You don’t have to be an expert on the American healthcare system to know the name UnitedHealth Group (UHG). The company controls 15% of the American insurance market – and is the largest private insurer in the country – has become primetime news after the murder of its erstwhile CEO, its financial woes, and most recently, a possible investigation for Medicare fraud. Given these developments, it is important to recognize that United, and its dominance over the American healthcare system, stretches far beyond insurance – a fact that came into jarring focus back in February 2024, when United subsidiary Change Healthcare became the target of a cyberattack.

Change Healthcare is a clearinghouse, i.e. a middleman between providers and payers that helps expedite claims processing between the two. Many states’ entire Medicaid systems rely on Change, which processes over 50% of all medical claims in the country. For context, that equals a whopping 15 billion claims. By any definition, Change Healthcare is a dominant player, if not a monopolist. UHG acquired Change in 2021 for $13 billion, a deal that the Department of Justice (DOJ) tried, and unfortunately failed, to block. The DOJ brought up both vertical and horizontal integration concerns, arguing that the merger would combine two claims-editing businesses to give UHG a near-monopoly in the claims clearinghouse space. Their case was shot down, but ironically, this concern resurfaced in the wake of the breach and, unfortunately, continues to be salient more than a year later.

While worries about healthcare consolidation, particularly in relation to UnitedHealth, are not new or in short supply, Change Healthcare is a unique case study of UHG’s unchecked market power since the business is more upstream and not directly responsible for administering care to patients.

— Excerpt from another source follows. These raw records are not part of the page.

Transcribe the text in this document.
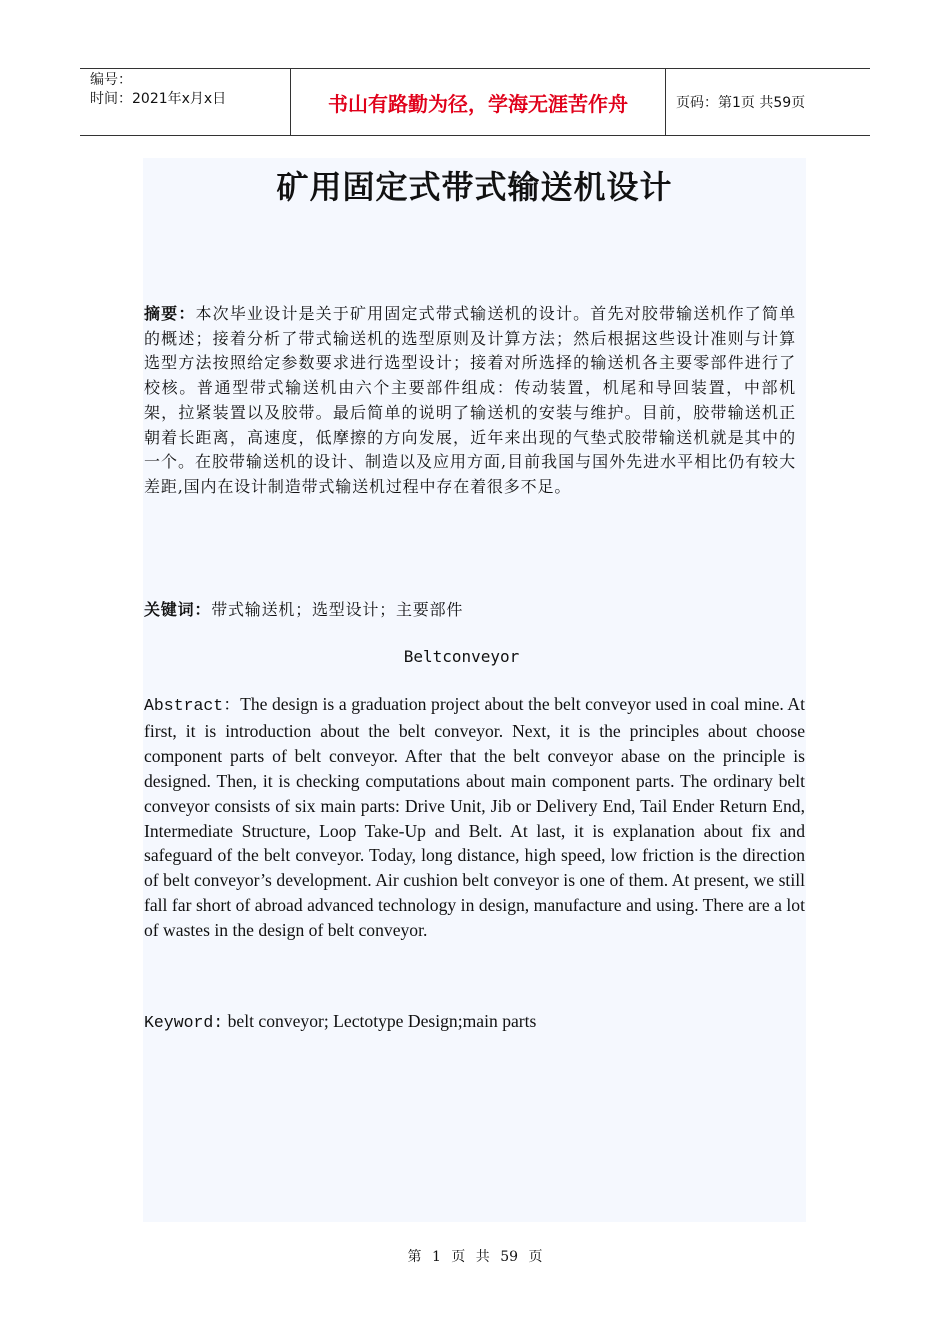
编号：
时间：2021年x月x日	书山有路勤为径，学海无涯苦作舟	页码：第1页 共59页
矿用固定式带式输送机设计
摘要：本次毕业设计是关于矿用固定式带式输送机的设计。首先对胶带输送机作了简单的概述；接着分析了带式输送机的选型原则及计算方法；然后根据这些设计准则与计算选型方法按照给定参数要求进行选型设计；接着对所选择的输送机各主要零部件进行了校核。普通型带式输送机由六个主要部件组成：传动装置，机尾和导回装置，中部机架，拉紧装置以及胶带。最后简单的说明了输送机的安装与维护。目前，胶带输送机正朝着长距离，高速度，低摩擦的方向发展，近年来出现的气垫式胶带输送机就是其中的一个。在胶带输送机的设计、制造以及应用方面,目前我国与国外先进水平相比仍有较大差距,国内在设计制造带式输送机过程中存在着很多不足。
关键词：带式输送机；选型设计；主要部件
Beltconveyor
Abstract：The design is a graduation project about the belt conveyor used in coal mine. At first, it is introduction about the belt conveyor. Next, it is the principles about choose component parts of belt conveyor. After that the belt conveyor abase on the principle is designed. Then, it is checking computations about main component parts. The ordinary belt conveyor consists of six main parts: Drive Unit, Jib or Delivery End, Tail Ender Return End, Intermediate Structure, Loop Take-Up and Belt. At last, it is explanation about fix and safeguard of the belt conveyor. Today, long distance, high speed, low friction is the direction of belt conveyor’s development. Air cushion belt conveyor is one of them. At present, we still fall far short of abroad advanced technology in design, manufacture and using. There are a lot of wastes in the design of belt conveyor.
Keyword: belt conveyor; Lectotype Design;main parts
第 1 页 共 59 页
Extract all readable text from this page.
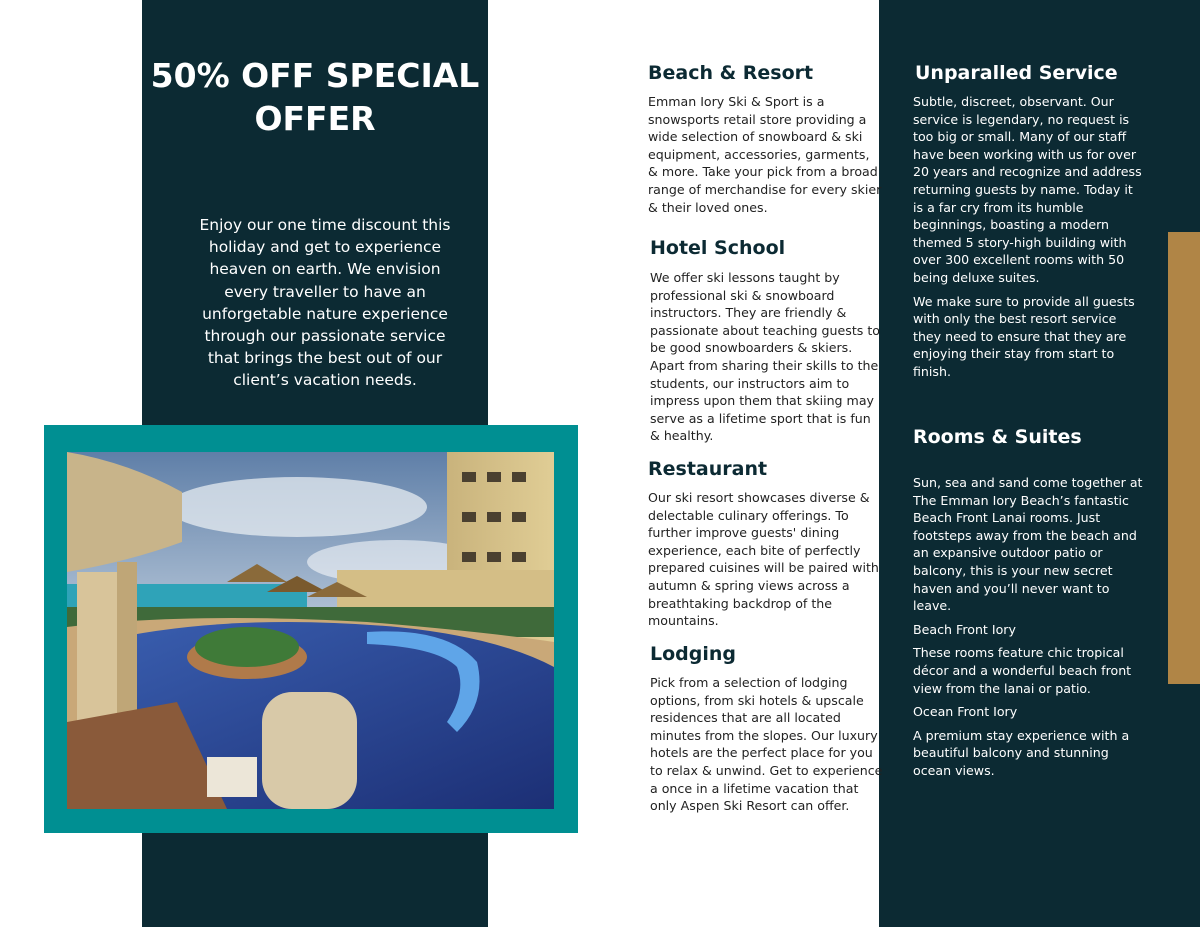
50% OFF SPECIAL OFFER
Enjoy our one time discount this holiday and get to experience heaven on earth. We envision every traveller to have an unforgetable nature experience through our passionate service that brings the best out of our client’s vacation needs.
Beach & Resort
Emman Iory Ski & Sport is a snowsports retail store providing a wide selection of snowboard & ski equipment, accessories, garments, & more. Take your pick from a broad range of merchandise for every skier & their loved ones.
Hotel School
We offer ski lessons taught by professional ski & snowboard instructors. They are friendly & passionate about teaching guests to be good snowboarders & skiers. Apart from sharing their skills to the students, our instructors aim to impress upon them that skiing may serve as a lifetime sport that is fun & healthy.
Restaurant
Our ski resort showcases diverse & delectable culinary offerings. To further improve guests' dining experience, each bite of perfectly prepared cuisines will be paired with autumn & spring views across a breathtaking backdrop of the mountains.
Lodging
Pick from a selection of lodging options, from ski hotels & upscale residences that are all located minutes from the slopes. Our luxury hotels are the perfect place for you to relax & unwind. Get to experience a once in a lifetime vacation that only Aspen Ski Resort can offer.
Unparalled Service

Subtle, discreet, observant. Our service is legendary, no request is too big or small. Many of our staff have been working with us for over 20 years and recognize and address returning guests by name. Today it is a far cry from its humble beginnings, boasting a modern themed 5 story-high building with over 300 excellent rooms with 50 being deluxe suites.

We make sure to provide all guests with only the best resort service they need to ensure that they are enjoying their stay from start to finish.

Rooms & Suites

Sun, sea and sand come together at The Emman Iory Beach’s fantastic Beach Front Lanai rooms. Just footsteps away from the beach and an expansive outdoor patio or balcony, this is your new secret haven and you’ll never want to leave.

Beach Front Iory

These rooms feature chic tropical décor and a wonderful beach front view from the lanai or patio.

Ocean Front Iory

A premium stay experience with a beautiful balcony and stunning ocean views.
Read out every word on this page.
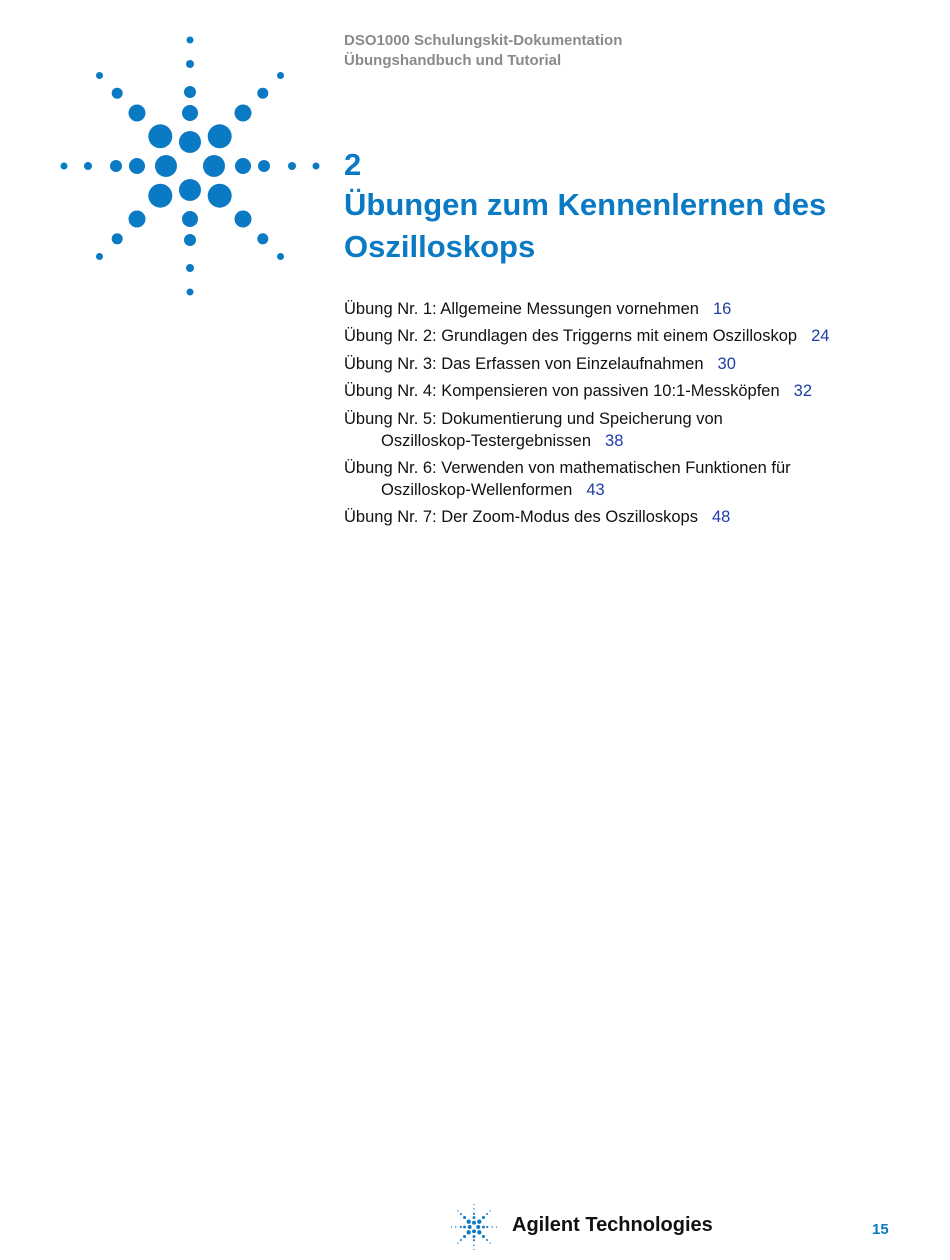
DSO1000 Schulungskit-Dokumentation
Übungshandbuch und Tutorial
2
Übungen zum Kennenlernen des Oszilloskops
Übung Nr. 1: Allgemeine Messungen vornehmen 16
Übung Nr. 2: Grundlagen des Triggerns mit einem Oszilloskop 24
Übung Nr. 3: Das Erfassen von Einzelaufnahmen 30
Übung Nr. 4: Kompensieren von passiven 10:1-Messköpfen 32
Übung Nr. 5: Dokumentierung und Speicherung von
Oszilloskop-Testergebnissen 38
Übung Nr. 6: Verwenden von mathematischen Funktionen für
Oszilloskop-Wellenformen 43
Übung Nr. 7: Der Zoom-Modus des Oszilloskops 48
Agilent Technologies	15
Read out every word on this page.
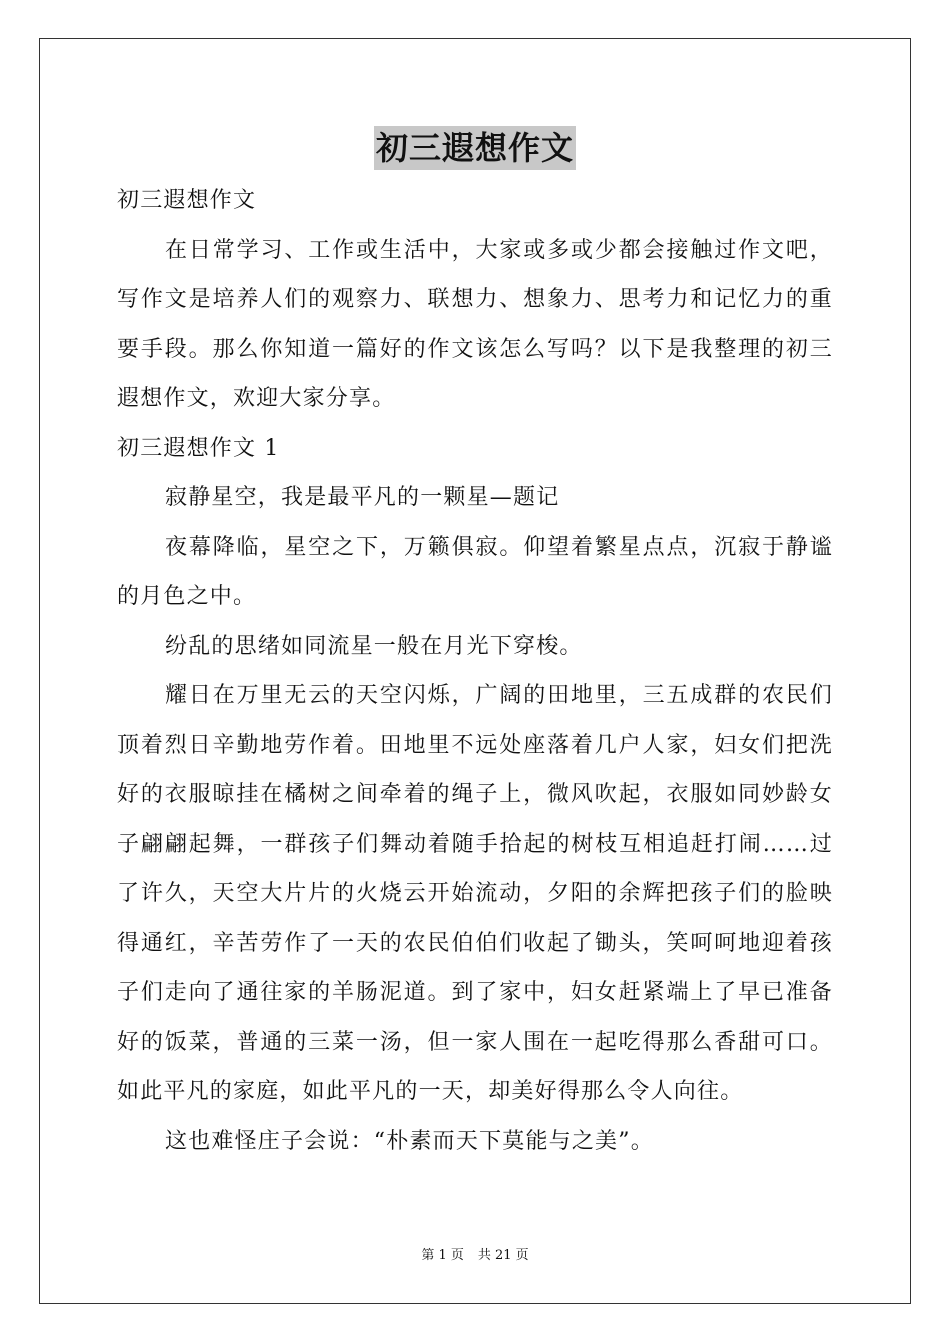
初三遐想作文

初三遐想作文

在日常学习、工作或生活中，大家或多或少都会接触过作文吧，写作文是培养人们的观察力、联想力、想象力、思考力和记忆力的重要手段。那么你知道一篇好的作文该怎么写吗？以下是我整理的初三遐想作文，欢迎大家分享。

初三遐想作文 1

寂静星空，我是最平凡的一颗星—题记

夜幕降临，星空之下，万籁俱寂。仰望着繁星点点，沉寂于静谧的月色之中。

纷乱的思绪如同流星一般在月光下穿梭。

耀日在万里无云的天空闪烁，广阔的田地里，三五成群的农民们顶着烈日辛勤地劳作着。田地里不远处座落着几户人家，妇女们把洗好的衣服晾挂在橘树之间牵着的绳子上，微风吹起，衣服如同妙龄女子翩翩起舞，一群孩子们舞动着随手拾起的树枝互相追赶打闹……过了许久，天空大片片的火烧云开始流动，夕阳的余辉把孩子们的脸映得通红，辛苦劳作了一天的农民伯伯们收起了锄头，笑呵呵地迎着孩子们走向了通往家的羊肠泥道。到了家中，妇女赶紧端上了早已准备好的饭菜，普通的三菜一汤，但一家人围在一起吃得那么香甜可口。如此平凡的家庭，如此平凡的一天，却美好得那么令人向往。

这也难怪庄子会说：“朴素而天下莫能与之美”。

第 1 页 共 21 页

Unfortunately, that upstream status did not stymie the impact of the breach. The hackers exfiltrated six terabytes of data; as a result, the medical records and data of 190 million Americans were exposed. More importantly, thousands of small medical practices, providers, and payers that relied on Change were left crippled, nonoperational, and, as a result, unable to meet payroll. Many of these organizations had not realized the degree of their dependence on Change, as noted by Karen Habercross, the Chief Privacy Officer at UChicago Medicine. “We did a risk assessment on Change Healthcare and we still didn’t realize how exposed we were to them.” This dependence was deliberate and another feature of the Change business model. Aside from being one of the few players in the consolidated clearinghouse market, the company also had exclusivity contracts in place with about a third of its clients which meant that other clearinghouses were prevented from connecting to the payers that only accepted claims through Change. Thus, many payers had no backup payments systems once Change went down, which meant providers had no cash flow either.

In other words, the post-merger Change Healthcare was the perfect, centralized target for malicious actors looking to disrupt the breath of the American healthcare system. They successfully exploited the singular, monopolistic lynchpin that held the fabric together.

Of course, health systems have learnt from this disaster. Many medical practices have begun to diversify vendors and sign deals with multiple service providers in the wake of the attack. Change has implemented better cybersecurity practices.

So, now that things are relatively stable and vendors are more cognizant of derisking away from too-big-to-fail platforms, some might ask: do we need to worry as much about the harms of consolidation in this back-end, admin-heavy space? Regrettably, Change and UHG’s recent actions would suggest that the answer is yes. Case in point: their aggressive push to recover loans to affected providers. In the wake of the attack, United lent out no-interest loans to cash-strapped providers to help tide them over until normal operations were restored. Understandably, it has taken many providers, particularly small physician practices, longer than expected to get back on their feet and meet the filing deadlines imposed by UHG. In response, the company has now started to disperse letters asking for full repayment or “risk reimbursement for claims being withheld,” a threat that has actualized for some practices already. In a way, the ability to issue this ultimatum is also a function of Change Healthcare’s scale: even though providers’ financial troubles are a direct consequence of the breach, their reliance on the platform allows Change to employ aggressive repayment tactics, and backtrack on its own promise that providers would not have to pay until they felt they were financially stable.

Despite the continued harms caused by this breach, I recognize that it is unlikely that there will be a move to reverse the Change-UHG merger, rein in its effects, particularly given the antitrust attitude of the new FTC. Rather, the learning from this incident – that the scope and magnitude of the cyber-attack was heightened because of Change’s monopolistic position – should encourage us to take a wider view of healthcare consolidation and its ill-effects in the future. The existence of hyper-scaled entities like UHG in critical industries like healthcare not only lends itself to anticompetitive behavior by the platforms themselves but also creates incentives – and pathways – for malicious actors, who can attack a single, centralized point of failure and bring the whole system down, like a pack of dominoes. Except in this case, the cascade is punctuated by delays in urgent cancer care, unfulfilled prescriptions, and human suffering.